The Inn at Spanish Bay is named for Spanish merchant Sebastian Vizcaino, who discovered Monterey Bay while searching for a safe harbour – he named it for the Conde de Monterey. Today, the area along its 17-Mile Drive is home to such famous residents as Clint Eastwood, Condoleezza Rice and eponymous stockbroker Charles Schwab. These are among those who appreciate looking out at natural beauty: the photo shows the view from the hotel’s room 2518, the gal’s home during the recent Preferred two-yearly meeting (and, to add details, the room, like all the others at the hotel, has a working log-look fire and French windows opening on to a balcony).
As always with such conferences, the Preferred meeting was a unique occasion. People gathered from all over the world, formed a cohesive unit, in this case for three days, and then afterwards left, never again all to meet together, in exact entirety. That is why meetings are so special. Make the most of them while they last. After this one was over, some delegates left on the earliest flights out of Monterey airport, 15 minutes’ drive away. I stayed around for the day, exploring the beach at the foot of the dunes, the far side of the hotel’s links golf course. It was so peaceful down there. The sun, by the way, had shone nonstop since the Preferred group arrived three days ago.
Just as I returned from the beach the infamous Monterey Bay mist rolled in, quickly and decidedly, covering everyone as if in an ambient steam room. There were a few worries about whether the airport would be open. I headed for Roy’s, which so far I had only experienced at breakfast (when servers Marquis and James seemed to know exactly what I wanted, day after day). At lunch I had just ordered a salmon salad when I saw avocado fries as a listed side to another main course. I added a side of them, honestly one of the most gorgeous new tastes for a long time. Try them, tempura-ed avocado strips. Gorgeous and addictive.

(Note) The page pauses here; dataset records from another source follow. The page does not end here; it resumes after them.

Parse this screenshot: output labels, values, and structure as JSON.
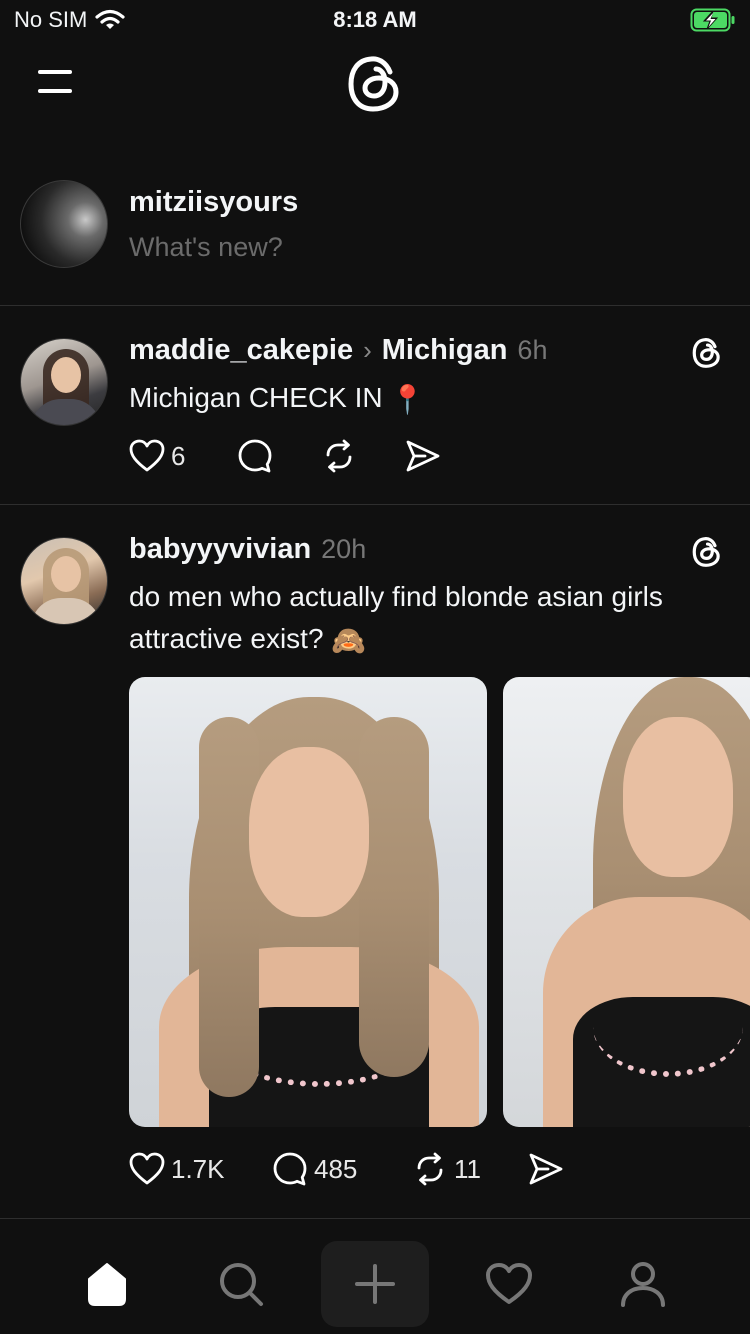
{
  "status_bar": {
    "carrier": "No SIM",
    "time": "8:18 AM",
    "battery_color": "#4cd964"
  },
  "header": {
    "menu_icon": "hamburger-menu-icon",
    "logo_icon": "threads-logo-icon"
  },
  "composer": {
    "username": "mitziisyours",
    "placeholder": "What's new?"
  },
  "posts": [
    {
      "username": "maddie_cakepie",
      "topic": "Michigan",
      "time": "6h",
      "text": "Michigan CHECK IN",
      "text_emoji": "📍",
      "likes": "6",
      "replies": "",
      "reposts": ""
    },
    {
      "username": "babyyyvivian",
      "time": "20h",
      "text": "do men who actually find blonde asian girls attractive exist?",
      "text_emoji": "🙈",
      "likes": "1.7K",
      "replies": "485",
      "reposts": "11"
    }
  ],
  "tab_bar": {
    "items": [
      "home-icon",
      "search-icon",
      "new-thread-icon",
      "activity-heart-icon",
      "profile-icon"
    ],
    "active": "home-icon"
  }
}
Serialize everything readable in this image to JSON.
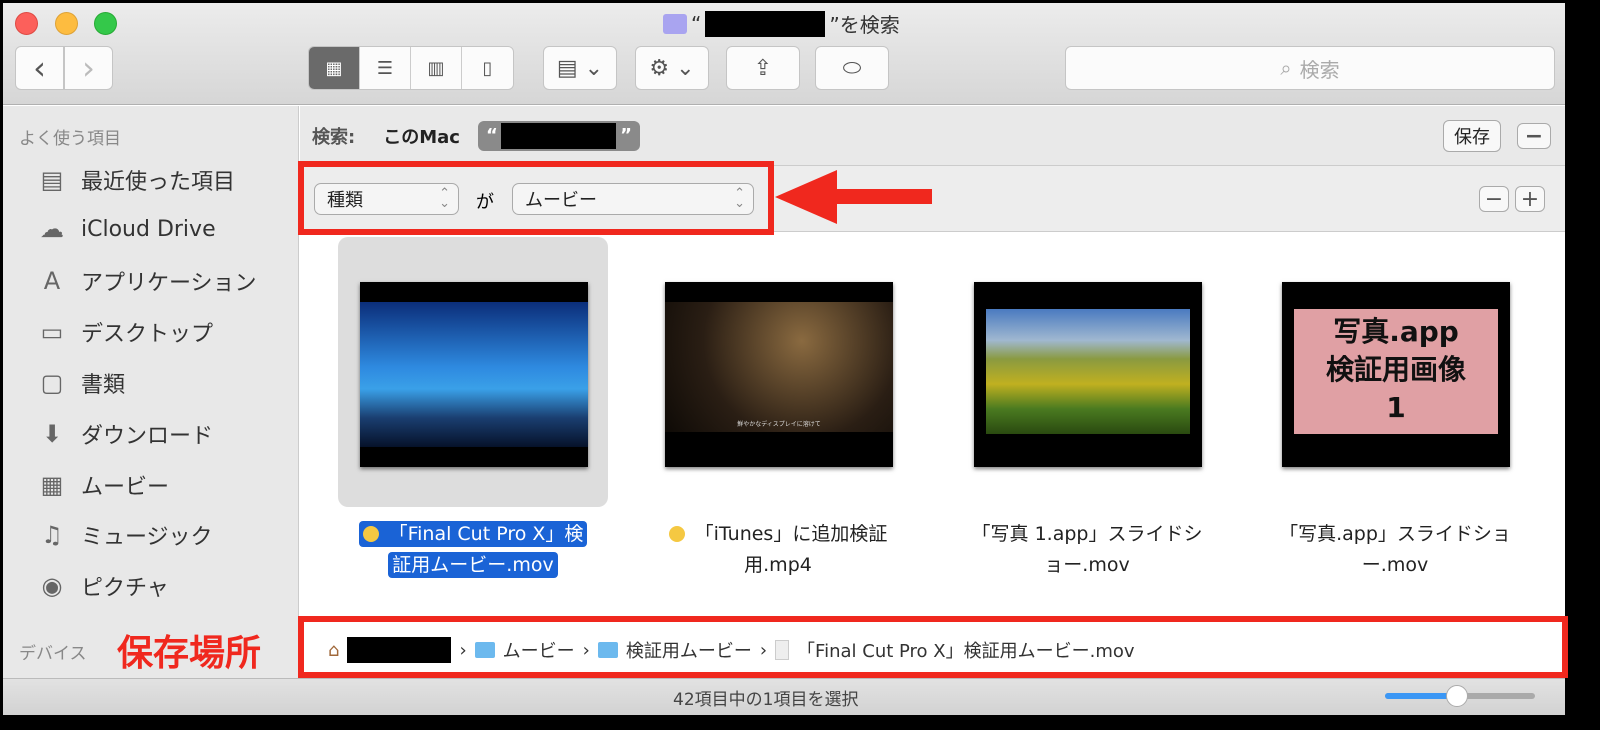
{
  "window": {
    "title_prefix": "“",
    "title_suffix": "”を検索"
  },
  "toolbar": {
    "back": "‹",
    "forward": "›",
    "view_icon": "▦",
    "list_icon": "☰",
    "column_icon": "▥",
    "coverflow_icon": "▯",
    "arrange": "▤ ⌄",
    "action": "⚙ ⌄",
    "share": "⇪",
    "tag": "⬭",
    "search_placeholder": "検索"
  },
  "sidebar": {
    "favorites_header": "よく使う項目",
    "items": [
      {
        "label": "最近使った項目",
        "icon": "▤"
      },
      {
        "label": "iCloud Drive",
        "icon": "☁"
      },
      {
        "label": "アプリケーション",
        "icon": "A"
      },
      {
        "label": "デスクトップ",
        "icon": "▭"
      },
      {
        "label": "書類",
        "icon": "▢"
      },
      {
        "label": "ダウンロード",
        "icon": "⬇"
      },
      {
        "label": "ムービー",
        "icon": "▦"
      },
      {
        "label": "ミュージック",
        "icon": "♫"
      },
      {
        "label": "ピクチャ",
        "icon": "◉"
      }
    ],
    "devices_header": "デバイス"
  },
  "scope": {
    "label": "検索:",
    "this_mac": "このMac",
    "quote_open": "“",
    "quote_close": "”",
    "save": "保存",
    "remove": "−"
  },
  "criteria": {
    "attribute": "種類",
    "connector": "が",
    "value": "ムービー",
    "remove": "−",
    "add": "+"
  },
  "files": [
    {
      "name_line1": "「Final Cut Pro X」検",
      "name_line2": "証用ムービー.mov",
      "tag": "yellow",
      "selected": true
    },
    {
      "name_line1": "「iTunes」に追加検証",
      "name_line2": "用.mp4",
      "tag": "yellow",
      "selected": false
    },
    {
      "name_line1": "「写真 1.app」スライドシ",
      "name_line2": "ョー.mov",
      "selected": false
    },
    {
      "name_line1": "「写真.app」スライドショ",
      "name_line2": "ー.mov",
      "selected": false
    }
  ],
  "thumb4_text": {
    "l1": "写真.app",
    "l2": "検証用画像",
    "l3": "1"
  },
  "thumb2_caption": "鮮やかなディスプレイに溶けて",
  "pathbar": {
    "sep": "›",
    "items": [
      "ムービー",
      "検証用ムービー",
      "「Final Cut Pro X」検証用ムービー.mov"
    ]
  },
  "status": {
    "text": "42項目中の1項目を選択",
    "zoom_fraction": 0.48
  },
  "annotations": {
    "location_label": "保存場所"
  },
  "colors": {
    "annotation": "#f0281e",
    "selection": "#1a63d6",
    "tag_yellow": "#f5c842"
  }
}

Had I felt like it, I could have tried a local cocktail, say a Spanish Bay Bloody Mary, with Absolut Pepper vodka and chilled prawns, or a Pebbletini, Ketel One with blue cheese-stuff olives. Anyway, by post lunch, this luxury hotel had already cleared up after Preferred and was checking in dozens of new arrivals with golf gear. This is non-stop. Impressively, Rod Schinnerer, the long-time Hyatt hotelier who is now GM of this luxury hotel, was standing by the line of arrivals, ready to talk to whomever.